We saved simulation outputs (SVG images and MultiCellDS simulation snapshots^60,102) every 6 hours for each run. The simulations were performed on the Big Red II supercomputer at Indiana University. Big Red II has 344 XE6 (CPU-only) compute nodes and 676 XK7 “GPU-accelerated” compute nodes, providing a total of 1020 compute nodes, 21,824 processor cores, and 43,648 GB of RAM. Each XE6 node has two AMD Opteron 16-core Abu Dhabi x86–64 CPUs and 64 GB of RAM. Each model was run on a single node using 32 threads. All jobs (270 runs) were submitted as a batch. Each simulation completed in approximately 22 h, and with a total wall time of approximately of 292 h.

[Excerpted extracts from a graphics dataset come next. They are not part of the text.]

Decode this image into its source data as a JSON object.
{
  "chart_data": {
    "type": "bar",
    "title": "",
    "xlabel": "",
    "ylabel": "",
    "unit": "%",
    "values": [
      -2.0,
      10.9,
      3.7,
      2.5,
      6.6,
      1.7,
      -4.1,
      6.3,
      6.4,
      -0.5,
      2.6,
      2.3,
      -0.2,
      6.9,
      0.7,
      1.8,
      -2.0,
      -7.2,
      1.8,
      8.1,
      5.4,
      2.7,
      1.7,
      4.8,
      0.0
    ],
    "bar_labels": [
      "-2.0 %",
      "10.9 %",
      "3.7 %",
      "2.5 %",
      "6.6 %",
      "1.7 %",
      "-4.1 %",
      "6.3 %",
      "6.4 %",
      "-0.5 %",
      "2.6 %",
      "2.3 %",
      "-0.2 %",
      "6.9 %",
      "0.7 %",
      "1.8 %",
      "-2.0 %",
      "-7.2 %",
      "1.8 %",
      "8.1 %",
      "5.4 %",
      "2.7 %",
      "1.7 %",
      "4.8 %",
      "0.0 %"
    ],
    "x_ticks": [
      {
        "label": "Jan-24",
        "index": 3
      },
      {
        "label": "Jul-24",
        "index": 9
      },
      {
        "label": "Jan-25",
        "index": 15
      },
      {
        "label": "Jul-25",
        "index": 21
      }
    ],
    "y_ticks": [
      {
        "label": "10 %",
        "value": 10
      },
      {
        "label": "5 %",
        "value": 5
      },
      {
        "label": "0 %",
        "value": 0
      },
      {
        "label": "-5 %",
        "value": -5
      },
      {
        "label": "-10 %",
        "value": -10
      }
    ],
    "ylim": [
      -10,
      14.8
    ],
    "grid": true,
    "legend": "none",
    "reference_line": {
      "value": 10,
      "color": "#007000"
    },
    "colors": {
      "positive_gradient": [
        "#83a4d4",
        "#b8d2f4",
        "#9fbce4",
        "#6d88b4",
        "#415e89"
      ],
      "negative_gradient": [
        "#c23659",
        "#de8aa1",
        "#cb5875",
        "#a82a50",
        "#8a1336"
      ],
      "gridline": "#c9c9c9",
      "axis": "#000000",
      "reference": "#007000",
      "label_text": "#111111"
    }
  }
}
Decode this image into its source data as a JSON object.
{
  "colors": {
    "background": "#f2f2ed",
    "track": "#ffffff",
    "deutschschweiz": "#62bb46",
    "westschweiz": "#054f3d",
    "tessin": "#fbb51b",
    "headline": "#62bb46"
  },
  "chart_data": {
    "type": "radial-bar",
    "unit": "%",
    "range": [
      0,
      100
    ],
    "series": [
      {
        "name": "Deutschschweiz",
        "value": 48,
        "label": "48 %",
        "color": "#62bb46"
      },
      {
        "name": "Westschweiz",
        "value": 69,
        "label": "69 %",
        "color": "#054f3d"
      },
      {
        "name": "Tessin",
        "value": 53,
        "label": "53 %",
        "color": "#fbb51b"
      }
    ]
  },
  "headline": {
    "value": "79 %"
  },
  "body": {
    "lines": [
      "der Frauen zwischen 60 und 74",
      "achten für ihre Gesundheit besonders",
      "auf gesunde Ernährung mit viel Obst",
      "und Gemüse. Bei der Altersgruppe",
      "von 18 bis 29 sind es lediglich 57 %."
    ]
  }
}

Creating interactive cloud-hosted PhysiCell models with xml2jupyter

In¹⁰³, we introduced xml2jupyter, an open source Python package that can map model parameters from PhysiCell’s XML configuration file to Jupyter widgets, which can automatically create a Jupyter-based graphical user interface (GUI) for any PhysiCell-based model, including user-friendly widgets to configure and run the model and visualize results within the notebook. In addition, the Jupyter notebooks and the accompanying simulation executable can be hosted on nanoHUB¹⁰⁴ as a cloud-hosted, interactive version of the simulation model. This facilitates multi-disciplinary communication of the model without need for downloading, compiling, and running the code.

The agent-based model presented herein is available as a nanoHUB app¹⁰⁵ at https://nanohub.org/tools/pc4livermedium. See Supplementary Fig. S6 for sample screenshots from typical use.

Histopathology

Tumor tissues were received from colorectal cancer patients under Institutional Review Board (IRB) approval at the Norris Comprehensive Cancer Center of USC. All subjects gave their informed consent for inclusion before they participated in the study. The study was conducted in accordance with the Declaration of Helsinki, and the protocol was approved by the IRB Ethics Committee of USC (Protocol HS-06-00678; approval date 08-02-2019). The USC Translational Pathology Core processed the formalin-fixed, paraffin embedded (FFPE) tissue biospecimens. Tissue sections were prepared and stained with hematoxylin and eosin (H&E). The slides were then imaged using the Olympus VS120 Slide Scanner.